Opponents of the fossil fuel industry are extremely critical of its attempts to promote the benefits of natural gas. They argue that higher levels of methane, which is a more powerful greenhouse gas than carbon dioxide, could make gas no better in terms of emissions than coal or oil.

If methane leaks into the atmosphere during natural gas production, it can heat the planet at a speed 80 times greater than carbon dioxide over a 20-year period. Robert Howarth, an earth system scientist at Cornell University, estimates that North American shale gas production could account for one third of the global increase in methane emissions over the past ten years.

“This embarrassing attempt at rebranding doesn’t change anything about the dirty fossil fuels API is pushing,” argued Kelly Martin, director of the Sierra Club’s Beyond Dirty Fuels campaign. “No matter what order they say them, oil and gas are both deadly, both dangerous, and both pose a grave threat to our communities, public health and the climate.”
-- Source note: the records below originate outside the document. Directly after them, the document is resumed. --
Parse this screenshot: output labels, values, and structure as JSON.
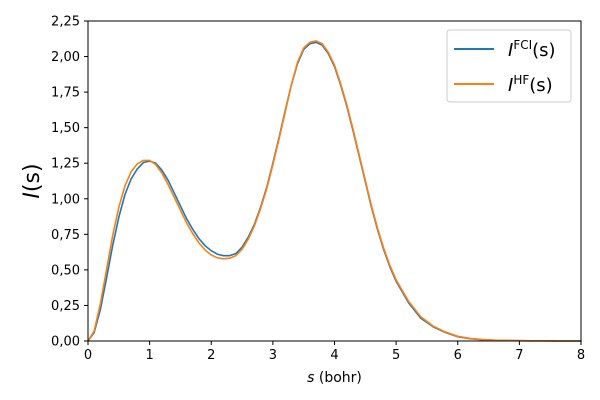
{
  "chart_data": {
    "type": "line",
    "xlabel_var": "s",
    "xlabel_unit": " (bohr)",
    "ylabel_main": "I",
    "ylabel_args": "(s)",
    "xlim": [
      0,
      8
    ],
    "ylim": [
      0,
      2.25
    ],
    "xticks": [
      0,
      1,
      2,
      3,
      4,
      5,
      6,
      7,
      8
    ],
    "xtick_labels": [
      "0",
      "1",
      "2",
      "3",
      "4",
      "5",
      "6",
      "7",
      "8"
    ],
    "yticks": [
      0,
      0.25,
      0.5,
      0.75,
      1.0,
      1.25,
      1.5,
      1.75,
      2.0,
      2.25
    ],
    "ytick_labels": [
      "0,00",
      "0,25",
      "0,50",
      "0,75",
      "1,00",
      "1,25",
      "1,50",
      "1,75",
      "2,00",
      "2,25"
    ],
    "grid": false,
    "legend_position": "top-right",
    "series": [
      {
        "name_base": "I",
        "name_sup": "FCI",
        "name_args": "(s)",
        "color": "#1f77b4",
        "x": [
          0,
          0.1,
          0.2,
          0.3,
          0.4,
          0.5,
          0.6,
          0.7,
          0.8,
          0.9,
          1.0,
          1.1,
          1.2,
          1.3,
          1.4,
          1.5,
          1.6,
          1.7,
          1.8,
          1.9,
          2.0,
          2.1,
          2.2,
          2.3,
          2.4,
          2.5,
          2.6,
          2.7,
          2.8,
          2.9,
          3.0,
          3.1,
          3.2,
          3.3,
          3.4,
          3.5,
          3.6,
          3.7,
          3.8,
          3.9,
          4.0,
          4.1,
          4.2,
          4.3,
          4.4,
          4.5,
          4.6,
          4.7,
          4.8,
          4.9,
          5.0,
          5.2,
          5.4,
          5.6,
          5.8,
          6.0,
          6.2,
          6.4,
          6.6,
          6.8,
          7.0,
          7.2,
          7.4,
          7.6,
          7.8,
          8.0
        ],
        "y": [
          0,
          0.06,
          0.22,
          0.44,
          0.67,
          0.87,
          1.03,
          1.14,
          1.21,
          1.255,
          1.265,
          1.25,
          1.2,
          1.13,
          1.04,
          0.95,
          0.86,
          0.785,
          0.72,
          0.67,
          0.635,
          0.61,
          0.6,
          0.6,
          0.615,
          0.66,
          0.73,
          0.82,
          0.94,
          1.08,
          1.25,
          1.43,
          1.62,
          1.8,
          1.95,
          2.05,
          2.09,
          2.1,
          2.08,
          2.02,
          1.93,
          1.8,
          1.65,
          1.48,
          1.3,
          1.12,
          0.94,
          0.78,
          0.64,
          0.52,
          0.42,
          0.27,
          0.16,
          0.1,
          0.06,
          0.03,
          0.016,
          0.009,
          0.005,
          0.003,
          0.002,
          0.001,
          0.001,
          0.0,
          0.0,
          0.0
        ]
      },
      {
        "name_base": "I",
        "name_sup": "HF",
        "name_args": "(s)",
        "color": "#ff7f0e",
        "x": [
          0,
          0.1,
          0.2,
          0.3,
          0.4,
          0.5,
          0.6,
          0.7,
          0.8,
          0.9,
          1.0,
          1.1,
          1.2,
          1.3,
          1.4,
          1.5,
          1.6,
          1.7,
          1.8,
          1.9,
          2.0,
          2.1,
          2.2,
          2.3,
          2.4,
          2.5,
          2.6,
          2.7,
          2.8,
          2.9,
          3.0,
          3.1,
          3.2,
          3.3,
          3.4,
          3.5,
          3.6,
          3.7,
          3.8,
          3.9,
          4.0,
          4.1,
          4.2,
          4.3,
          4.4,
          4.5,
          4.6,
          4.7,
          4.8,
          4.9,
          5.0,
          5.2,
          5.4,
          5.6,
          5.8,
          6.0,
          6.2,
          6.4,
          6.6,
          6.8,
          7.0,
          7.2,
          7.4,
          7.6,
          7.8,
          8.0
        ],
        "y": [
          0,
          0.07,
          0.26,
          0.5,
          0.74,
          0.94,
          1.09,
          1.19,
          1.245,
          1.27,
          1.27,
          1.24,
          1.18,
          1.1,
          1.01,
          0.92,
          0.83,
          0.755,
          0.69,
          0.64,
          0.605,
          0.585,
          0.578,
          0.582,
          0.6,
          0.645,
          0.715,
          0.81,
          0.93,
          1.07,
          1.24,
          1.42,
          1.61,
          1.8,
          1.96,
          2.06,
          2.1,
          2.11,
          2.09,
          2.03,
          1.94,
          1.81,
          1.66,
          1.49,
          1.31,
          1.13,
          0.95,
          0.79,
          0.65,
          0.53,
          0.43,
          0.28,
          0.17,
          0.105,
          0.063,
          0.033,
          0.018,
          0.01,
          0.006,
          0.004,
          0.002,
          0.001,
          0.001,
          0.0,
          0.0,
          0.0
        ]
      }
    ]
  }
}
A November 2019 New York Times investigation into natural gas sites in the Permian Basin in western Texas found six were releasing methane at unusually high levels. According to the report, the companies operating the sites are currently lobbying for a relaxation of methane regulations so that operators are not required to install technology to detect and repair leaks.

Tim Doti, a former official at the Texas Commission for Environmental Quality, described the leaks identified by the Times inquiry as “a crazy amount of emissions.”

 

Jordan Smith is a freelance journalist and translator covering issues related to energy, the environment, and politics. His work has appeared on the independent news site Opposing Views, and at the Canadian Labour Institute.